Probablement parce que leur mode d’organisation libertaire questionne le modèle de contrôle gouvernemental, le CIPO est menacé par la répression du gouvernement mexicain. Appuyant la lutte pour la justice, le Conseil a aidé le groupe de citoyens Union Hidalgo et le syndicat Tres Poderes qui sont aussi victimes de répression. L’occupation qui prend place actuellement exige entre autre l’emprisonnement des paramilitaires qui ont tué des compagnons du CIPO dans les villages de Yaviche (voir article Une visite à Santa Maria de Yaviche) et Yosonotu, le retrait des cinquante mandats d’arrestation fabriqués contre des membres du CIPO, des garanties sur la vie de Raul Gatica qui a subi plusieurs tentatives d’assassinat et d’autres demandes d’importance.
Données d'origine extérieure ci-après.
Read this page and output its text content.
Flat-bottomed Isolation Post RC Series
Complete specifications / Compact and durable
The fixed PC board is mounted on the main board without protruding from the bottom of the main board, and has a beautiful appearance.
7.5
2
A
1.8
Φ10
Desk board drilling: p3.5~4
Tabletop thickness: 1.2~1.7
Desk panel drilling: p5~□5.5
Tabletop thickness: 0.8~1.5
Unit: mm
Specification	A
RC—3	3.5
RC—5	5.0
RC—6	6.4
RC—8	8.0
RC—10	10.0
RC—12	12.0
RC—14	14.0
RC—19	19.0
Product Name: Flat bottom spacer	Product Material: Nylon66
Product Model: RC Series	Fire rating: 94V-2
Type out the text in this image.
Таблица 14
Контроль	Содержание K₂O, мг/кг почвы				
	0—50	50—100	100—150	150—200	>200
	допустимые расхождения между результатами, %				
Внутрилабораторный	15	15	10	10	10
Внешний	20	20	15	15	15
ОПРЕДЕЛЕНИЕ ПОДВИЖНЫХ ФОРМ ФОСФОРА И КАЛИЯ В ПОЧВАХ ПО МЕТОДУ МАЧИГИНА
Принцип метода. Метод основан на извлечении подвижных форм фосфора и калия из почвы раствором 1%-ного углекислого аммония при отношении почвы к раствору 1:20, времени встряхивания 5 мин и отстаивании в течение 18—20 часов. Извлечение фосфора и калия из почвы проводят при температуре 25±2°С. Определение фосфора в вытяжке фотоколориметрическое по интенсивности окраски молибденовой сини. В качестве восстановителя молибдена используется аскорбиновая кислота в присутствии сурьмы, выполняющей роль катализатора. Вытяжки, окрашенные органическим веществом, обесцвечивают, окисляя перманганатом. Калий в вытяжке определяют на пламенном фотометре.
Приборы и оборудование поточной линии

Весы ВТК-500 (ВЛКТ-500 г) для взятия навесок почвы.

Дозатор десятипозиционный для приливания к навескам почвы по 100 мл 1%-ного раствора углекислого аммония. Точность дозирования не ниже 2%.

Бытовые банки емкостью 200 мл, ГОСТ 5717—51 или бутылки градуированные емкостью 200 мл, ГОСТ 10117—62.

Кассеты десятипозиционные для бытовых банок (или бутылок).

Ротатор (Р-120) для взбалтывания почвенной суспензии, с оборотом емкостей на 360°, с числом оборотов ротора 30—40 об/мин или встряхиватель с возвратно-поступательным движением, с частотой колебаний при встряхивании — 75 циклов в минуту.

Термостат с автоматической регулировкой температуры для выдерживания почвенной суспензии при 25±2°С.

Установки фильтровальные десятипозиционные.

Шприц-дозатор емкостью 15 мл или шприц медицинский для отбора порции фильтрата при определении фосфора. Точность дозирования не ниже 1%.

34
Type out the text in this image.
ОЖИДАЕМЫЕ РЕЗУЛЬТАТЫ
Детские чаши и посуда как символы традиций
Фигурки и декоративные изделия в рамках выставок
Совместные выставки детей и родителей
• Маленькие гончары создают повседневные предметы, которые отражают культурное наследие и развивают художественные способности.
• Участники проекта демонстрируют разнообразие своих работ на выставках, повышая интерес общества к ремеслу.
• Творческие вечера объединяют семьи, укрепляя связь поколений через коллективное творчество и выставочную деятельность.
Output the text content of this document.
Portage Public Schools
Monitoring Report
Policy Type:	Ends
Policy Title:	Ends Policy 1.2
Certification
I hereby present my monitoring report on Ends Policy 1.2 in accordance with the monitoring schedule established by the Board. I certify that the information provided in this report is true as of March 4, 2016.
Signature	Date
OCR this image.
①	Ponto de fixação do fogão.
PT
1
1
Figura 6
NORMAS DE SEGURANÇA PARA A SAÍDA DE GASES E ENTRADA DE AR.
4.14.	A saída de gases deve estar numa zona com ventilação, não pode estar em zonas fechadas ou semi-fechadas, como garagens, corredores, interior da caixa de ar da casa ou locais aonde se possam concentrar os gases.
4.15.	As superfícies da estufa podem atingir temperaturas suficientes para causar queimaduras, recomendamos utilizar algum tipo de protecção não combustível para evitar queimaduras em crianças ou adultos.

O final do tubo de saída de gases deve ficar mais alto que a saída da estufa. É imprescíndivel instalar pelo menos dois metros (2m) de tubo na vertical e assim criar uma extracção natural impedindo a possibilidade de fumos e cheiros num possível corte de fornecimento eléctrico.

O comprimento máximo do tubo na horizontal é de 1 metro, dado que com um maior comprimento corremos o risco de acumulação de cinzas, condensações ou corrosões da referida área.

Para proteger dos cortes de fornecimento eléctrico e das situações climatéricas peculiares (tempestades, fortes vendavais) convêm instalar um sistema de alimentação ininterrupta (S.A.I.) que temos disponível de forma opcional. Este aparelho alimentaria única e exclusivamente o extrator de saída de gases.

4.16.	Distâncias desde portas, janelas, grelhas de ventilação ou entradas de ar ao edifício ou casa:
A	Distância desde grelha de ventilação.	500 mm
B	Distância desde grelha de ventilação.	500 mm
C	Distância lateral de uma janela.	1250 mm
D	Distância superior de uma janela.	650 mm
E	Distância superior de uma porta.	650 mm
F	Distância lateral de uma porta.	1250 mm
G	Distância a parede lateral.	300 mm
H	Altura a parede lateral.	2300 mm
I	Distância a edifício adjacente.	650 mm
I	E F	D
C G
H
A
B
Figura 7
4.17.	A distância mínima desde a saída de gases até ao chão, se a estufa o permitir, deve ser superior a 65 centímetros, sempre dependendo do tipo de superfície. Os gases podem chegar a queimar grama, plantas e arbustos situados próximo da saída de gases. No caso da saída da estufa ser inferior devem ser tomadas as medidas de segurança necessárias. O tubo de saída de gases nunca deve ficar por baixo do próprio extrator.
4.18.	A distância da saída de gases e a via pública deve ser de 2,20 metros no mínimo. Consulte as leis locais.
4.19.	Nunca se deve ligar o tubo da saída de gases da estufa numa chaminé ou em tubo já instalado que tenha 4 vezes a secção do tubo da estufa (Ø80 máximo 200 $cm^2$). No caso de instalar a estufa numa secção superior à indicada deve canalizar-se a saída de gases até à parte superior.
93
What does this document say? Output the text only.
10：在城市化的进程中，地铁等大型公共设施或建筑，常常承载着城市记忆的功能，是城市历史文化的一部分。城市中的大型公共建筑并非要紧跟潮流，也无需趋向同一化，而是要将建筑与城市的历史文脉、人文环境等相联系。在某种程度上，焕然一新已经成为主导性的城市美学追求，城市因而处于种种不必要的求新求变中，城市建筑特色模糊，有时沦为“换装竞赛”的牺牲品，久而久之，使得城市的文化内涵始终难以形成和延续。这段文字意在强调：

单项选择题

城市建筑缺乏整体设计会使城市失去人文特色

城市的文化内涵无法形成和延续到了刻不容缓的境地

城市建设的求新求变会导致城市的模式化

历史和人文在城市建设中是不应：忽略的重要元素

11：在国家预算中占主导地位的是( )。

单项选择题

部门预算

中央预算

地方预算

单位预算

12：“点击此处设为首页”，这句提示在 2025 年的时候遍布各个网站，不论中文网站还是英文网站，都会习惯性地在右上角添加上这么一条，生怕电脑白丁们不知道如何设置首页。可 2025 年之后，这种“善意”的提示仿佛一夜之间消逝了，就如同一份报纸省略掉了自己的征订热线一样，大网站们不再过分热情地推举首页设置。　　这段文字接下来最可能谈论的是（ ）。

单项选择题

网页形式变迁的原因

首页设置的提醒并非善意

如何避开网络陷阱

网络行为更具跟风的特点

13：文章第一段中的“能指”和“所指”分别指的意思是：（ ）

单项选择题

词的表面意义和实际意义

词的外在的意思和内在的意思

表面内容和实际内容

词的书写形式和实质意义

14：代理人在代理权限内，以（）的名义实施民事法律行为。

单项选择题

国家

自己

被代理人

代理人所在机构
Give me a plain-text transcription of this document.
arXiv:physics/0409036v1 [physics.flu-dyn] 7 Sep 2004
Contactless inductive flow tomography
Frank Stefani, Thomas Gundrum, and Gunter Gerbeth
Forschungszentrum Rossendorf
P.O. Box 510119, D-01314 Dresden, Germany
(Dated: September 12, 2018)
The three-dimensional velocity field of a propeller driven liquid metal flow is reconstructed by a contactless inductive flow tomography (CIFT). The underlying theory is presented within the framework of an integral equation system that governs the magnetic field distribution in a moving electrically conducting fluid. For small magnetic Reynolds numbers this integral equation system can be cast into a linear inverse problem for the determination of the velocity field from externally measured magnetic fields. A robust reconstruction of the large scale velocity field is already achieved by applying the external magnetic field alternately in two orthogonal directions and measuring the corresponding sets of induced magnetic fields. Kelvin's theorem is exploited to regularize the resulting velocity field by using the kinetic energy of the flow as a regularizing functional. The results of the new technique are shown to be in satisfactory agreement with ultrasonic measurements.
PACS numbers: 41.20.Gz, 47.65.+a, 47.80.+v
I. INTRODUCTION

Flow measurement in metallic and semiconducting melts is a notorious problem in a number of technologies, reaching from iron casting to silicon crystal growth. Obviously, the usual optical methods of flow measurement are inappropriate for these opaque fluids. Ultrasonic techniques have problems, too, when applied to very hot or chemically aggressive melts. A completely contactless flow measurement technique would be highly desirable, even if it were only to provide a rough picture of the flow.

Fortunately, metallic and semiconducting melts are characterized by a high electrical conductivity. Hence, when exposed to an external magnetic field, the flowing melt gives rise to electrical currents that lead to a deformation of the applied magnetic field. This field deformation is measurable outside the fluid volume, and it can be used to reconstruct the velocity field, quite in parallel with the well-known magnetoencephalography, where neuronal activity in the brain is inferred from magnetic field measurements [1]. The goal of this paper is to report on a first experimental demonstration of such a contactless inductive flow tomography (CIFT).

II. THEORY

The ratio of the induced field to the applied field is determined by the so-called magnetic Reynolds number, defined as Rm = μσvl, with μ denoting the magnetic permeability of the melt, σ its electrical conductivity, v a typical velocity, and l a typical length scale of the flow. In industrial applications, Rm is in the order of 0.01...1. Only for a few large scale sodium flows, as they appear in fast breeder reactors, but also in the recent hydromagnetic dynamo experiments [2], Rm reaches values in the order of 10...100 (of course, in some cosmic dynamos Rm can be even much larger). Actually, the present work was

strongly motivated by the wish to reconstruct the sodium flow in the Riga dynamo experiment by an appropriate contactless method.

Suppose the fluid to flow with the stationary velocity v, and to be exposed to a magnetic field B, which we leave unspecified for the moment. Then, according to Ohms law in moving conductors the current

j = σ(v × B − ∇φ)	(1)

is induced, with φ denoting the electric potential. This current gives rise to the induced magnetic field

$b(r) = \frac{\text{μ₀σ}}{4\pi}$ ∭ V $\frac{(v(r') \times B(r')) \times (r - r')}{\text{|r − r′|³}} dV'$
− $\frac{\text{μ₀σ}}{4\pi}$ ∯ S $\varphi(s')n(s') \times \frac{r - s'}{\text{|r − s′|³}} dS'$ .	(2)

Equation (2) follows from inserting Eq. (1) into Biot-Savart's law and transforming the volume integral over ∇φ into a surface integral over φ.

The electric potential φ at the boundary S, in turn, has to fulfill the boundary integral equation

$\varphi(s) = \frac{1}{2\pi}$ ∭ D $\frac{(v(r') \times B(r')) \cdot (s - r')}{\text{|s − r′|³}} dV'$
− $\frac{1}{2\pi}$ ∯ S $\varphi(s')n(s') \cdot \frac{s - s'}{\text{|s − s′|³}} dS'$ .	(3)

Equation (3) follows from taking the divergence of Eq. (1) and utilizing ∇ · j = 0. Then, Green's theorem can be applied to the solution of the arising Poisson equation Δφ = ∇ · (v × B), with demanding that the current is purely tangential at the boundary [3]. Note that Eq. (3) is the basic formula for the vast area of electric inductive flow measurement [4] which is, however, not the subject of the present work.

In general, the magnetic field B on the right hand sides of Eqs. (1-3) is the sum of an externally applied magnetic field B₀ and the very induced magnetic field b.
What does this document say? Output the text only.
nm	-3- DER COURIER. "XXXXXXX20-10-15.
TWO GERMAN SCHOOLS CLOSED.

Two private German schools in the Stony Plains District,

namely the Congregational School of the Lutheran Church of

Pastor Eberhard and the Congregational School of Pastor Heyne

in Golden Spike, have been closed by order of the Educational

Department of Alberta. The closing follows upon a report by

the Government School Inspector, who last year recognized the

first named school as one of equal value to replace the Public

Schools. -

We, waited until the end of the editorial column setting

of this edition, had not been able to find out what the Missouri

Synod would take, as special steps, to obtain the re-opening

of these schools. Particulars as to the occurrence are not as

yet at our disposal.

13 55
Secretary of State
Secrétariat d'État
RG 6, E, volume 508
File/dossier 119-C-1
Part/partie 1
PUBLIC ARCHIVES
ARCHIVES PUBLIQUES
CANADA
Brique par brique, le Conseil Indigène Populaire de Oaxaca «Ricardo Flores Magon» grandit par le travail collectif et la solidarité des communautés indigènes qui s’organisent sans hiérarchie. Ensemble, ils tentent de briser l’isolement et la marginalisation pour rompre avec l’exploitation et la pauvreté et régénérer leur identité culturelle. Dans leurs démarches, ils font face à une intense répression par le gouvernement et demandent justice pour les crimes perpétrés. Alors que leur organisation libertaire, magoniste et pacifiste laisse peu de place pour la corruption, cette force des communautés indigènes doit faire partie des cauchemars du gouvernement de l’État de Oaxaca. Alors que des millions de touristes visitent les ruines issues d’anciennes civilisations indigènes sur le territoire mexicain, ces mêmes peuples sont toujours vivants et sont loin d’être en ruine; ils ont beaucoup à nous apprendre si nous tendons l’oreille pour les écouter.


*Le CIPO-RFM a besoin que des gens gardent l’œil sur les actions de l’État. Si vous voulez leur apporter votre support, ils ont besoin que beaucoup de gens au niveau international soient sensibilisés à l’augmentation de la répression envers leurs membres.

Aussi, ils sont contents que des gens viennent réaliser différents projets auprès des communautés.

Vous trouverez plus d’information sur leur site Internet (en espagnol).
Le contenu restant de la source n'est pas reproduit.